Vwo en pabo

Larissa de Croon, eerstejaarsstudent Pabo

In de vijfde klas van het VWO, was ik eruit: ‘Ik ga ALPO doen en ik word juf!’. De enige keuze die ik in de komende anderhalf jaar nog moest maken was in welke stad ik dit ging doen. Na een aantal open dagen en meeloopdagen bezocht te hebben, koos ik voor de HAN en Radboud universiteit in Nijmegen. Zowel op de universiteit als op de HAN voelde ik me ontzettend op mijn gemak. De docenten van de HAN die alle tijd voor me namen om alle onduidelijkheden weg te nemen, trokken me over de streep. Nijmegen zou de stad zijn waar ik mijn studententijd ging doorbrengen. Vol goede moed ging ik zodra ik geslaagd was, naar mijn eerste schooldag. Dit was de studie waar ik al die tijd al over gedroomd had. Ideaal die combinatie tussen Pedagogische wetenschappen op de Radboud Universiteit, de Pabo op de HAN en stage.

Of toch de pabo?!
Nadat ik deze studie een tijdje volgde bleek dat ik heel erg uitkeek naar de veelal praktische lessen op de pabo en juist veel minder naar de theoretische lessen op de universiteit. Ik kon stof uit de lessen van de pabo terugzien in mijn stage. Maar als ik eerlijk was vond ik de combinatie met de universiteit helemaal niet zo ideaal als ik van tevoren dacht. Ik moest wel veel moeite doen voor de vakken, terwijl dat in de toetsresultaten niet echt terug te zien was en daarnaast vond ik het eigenlijk gewoon te theoretisch.
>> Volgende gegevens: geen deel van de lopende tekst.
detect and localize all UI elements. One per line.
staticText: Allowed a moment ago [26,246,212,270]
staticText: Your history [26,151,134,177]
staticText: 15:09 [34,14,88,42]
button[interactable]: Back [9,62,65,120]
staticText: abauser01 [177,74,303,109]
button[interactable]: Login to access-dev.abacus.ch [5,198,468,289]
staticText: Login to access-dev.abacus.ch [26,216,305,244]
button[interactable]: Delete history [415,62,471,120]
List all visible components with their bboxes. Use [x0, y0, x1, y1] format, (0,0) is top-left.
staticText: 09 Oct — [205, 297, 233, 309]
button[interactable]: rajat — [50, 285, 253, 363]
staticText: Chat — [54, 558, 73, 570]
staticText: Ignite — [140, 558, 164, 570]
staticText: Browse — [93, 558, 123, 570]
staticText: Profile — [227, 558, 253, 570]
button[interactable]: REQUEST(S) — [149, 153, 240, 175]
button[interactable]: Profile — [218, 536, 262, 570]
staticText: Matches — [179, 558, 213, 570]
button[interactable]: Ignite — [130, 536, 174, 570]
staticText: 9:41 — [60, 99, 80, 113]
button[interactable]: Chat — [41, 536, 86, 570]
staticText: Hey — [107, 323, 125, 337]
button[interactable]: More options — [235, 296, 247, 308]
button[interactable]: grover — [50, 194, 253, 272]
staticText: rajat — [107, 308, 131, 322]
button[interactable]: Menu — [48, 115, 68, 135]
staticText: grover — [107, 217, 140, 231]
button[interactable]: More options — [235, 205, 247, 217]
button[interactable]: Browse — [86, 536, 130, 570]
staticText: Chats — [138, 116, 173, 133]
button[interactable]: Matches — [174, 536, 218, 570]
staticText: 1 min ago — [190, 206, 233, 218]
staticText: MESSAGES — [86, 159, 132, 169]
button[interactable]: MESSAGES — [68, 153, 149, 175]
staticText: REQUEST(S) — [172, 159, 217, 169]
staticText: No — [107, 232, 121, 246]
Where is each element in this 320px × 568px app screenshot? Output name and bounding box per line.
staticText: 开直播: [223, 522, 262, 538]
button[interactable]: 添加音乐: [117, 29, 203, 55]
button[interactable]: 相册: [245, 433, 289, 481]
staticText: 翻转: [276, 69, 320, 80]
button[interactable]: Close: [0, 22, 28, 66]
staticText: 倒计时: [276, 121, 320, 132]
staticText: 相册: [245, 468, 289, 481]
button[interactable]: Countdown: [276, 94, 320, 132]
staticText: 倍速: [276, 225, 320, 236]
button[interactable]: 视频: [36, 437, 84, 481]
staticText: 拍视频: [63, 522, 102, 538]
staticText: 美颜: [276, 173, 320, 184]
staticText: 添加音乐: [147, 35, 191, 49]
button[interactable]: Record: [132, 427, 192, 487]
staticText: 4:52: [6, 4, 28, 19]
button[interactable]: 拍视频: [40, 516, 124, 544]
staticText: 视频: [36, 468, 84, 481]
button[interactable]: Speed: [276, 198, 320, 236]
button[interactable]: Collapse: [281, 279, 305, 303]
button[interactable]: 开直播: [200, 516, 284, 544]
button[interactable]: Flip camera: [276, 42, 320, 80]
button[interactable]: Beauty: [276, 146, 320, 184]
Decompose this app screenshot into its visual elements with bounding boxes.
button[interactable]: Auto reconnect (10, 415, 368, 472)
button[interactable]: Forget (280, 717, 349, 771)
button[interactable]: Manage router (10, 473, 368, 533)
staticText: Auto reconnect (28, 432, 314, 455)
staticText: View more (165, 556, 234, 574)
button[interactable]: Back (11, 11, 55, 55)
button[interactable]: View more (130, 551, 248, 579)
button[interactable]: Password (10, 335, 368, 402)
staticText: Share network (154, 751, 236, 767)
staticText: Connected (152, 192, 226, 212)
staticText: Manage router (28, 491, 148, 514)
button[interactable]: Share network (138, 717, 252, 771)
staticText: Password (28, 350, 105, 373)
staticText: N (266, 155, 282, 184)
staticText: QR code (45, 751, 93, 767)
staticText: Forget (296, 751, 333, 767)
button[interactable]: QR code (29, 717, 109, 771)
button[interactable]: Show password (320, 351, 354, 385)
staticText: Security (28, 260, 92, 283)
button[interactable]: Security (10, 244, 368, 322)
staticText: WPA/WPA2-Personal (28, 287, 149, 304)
Ik kreeg op de universiteit weinig praktijkvoorbeelden te horen en ik ging me steeds meer afvragen wat ik eigenlijk op de ALPO deed als ik tegen het universitaire deel zo opzag. De beslissing viel: Alleen de pabo is voor mij meer dan genoeg! Dit is zonder overdrijven een van de beste beslissingen van mijn leven.

Praktijk én theorie
Nu zit ik op mijn plek en kan ik (bijna) alle lessen die ik krijg koppelen aan de stage. Ik ga met veel plezier naar school. Er is nog steeds veel ruimte voor theorie, die ook hard nodig is om op een goede manier les te geven. Het verschil is dat docenten in de lessen aandacht hebben voor het goed inoefenen van de theorie en hier praktische voorbeelden bij geven.

VWO’er op de pabo
Het voordeel van Vwo’er zijn in een pabo-klas, is dat ik verbanden sneller snap. Ik merk dat ik dingen sneller aan elkaar kan koppelen en door deze kennis te delen, krijgen klasgenoten hier inzicht in. Zo kan ik van toegevoegde waarde voor mijn klas zijn. Ik vind het absoluut niet saai om nu een HBO-studie te doen met een VWO-achtergrond. Ik leer elke dag nog nieuwe dingen en juist de klasgenoten die van het MBO af komen kunnen me veel leren over de praktijk.

Diversiteit
Mijn klas bestaat uit mensen met allerlei verschillende onderwijsachtergronden. Er zijn er bij die direct van de havo af komen, een aantal die eerst mbo hebben afgerond, en paar die VWO hebben gedaan en daarna voor de pabo hebben gekozen en ten slotte een aantal die eerst een andere studie hebben geprobeerd en besloten dat de pabo toch meer hun ding was. Alles kan en juist die diversiteit maakt dat iedereen toegevoegde waarde kan hebben in de klas en zo bij kan dragen aan het onderwijs.

Kies bewust
Als je een studie moet kiezen na je VWO, wil ik je meegeven dat je vooral moet nagaan bij jezelf of je ook opgewassen zal zijn tegen alle theorie en of je dit zou kunnen koppelen aan de praktijk. Ik kon het grootste deel niet plaatsen en was daardoor minder geschikt. Als ik terugkijk naar mijn middelbare schooltijd, kan ik wel bedenken dat de vele theorie eigenlijk helemaal niet zo mijn ding zou zijn. Oud-klasgenoten van mij die nu nog wel de ALPO doen, zitten volledig op hun plek, omdat dat theoretische ze juist erg aantrekt. Dit daagt ze uit en deze oud-klasgenoten kunnen de theorie terugzien in de stage. Of je nu bewust voor De Pabo of ALPO kiest, het belangrijkste is dat je er gelukkig mee bent en dat dit de studie is die bij je past. Veel succes met het maken van deze keuze!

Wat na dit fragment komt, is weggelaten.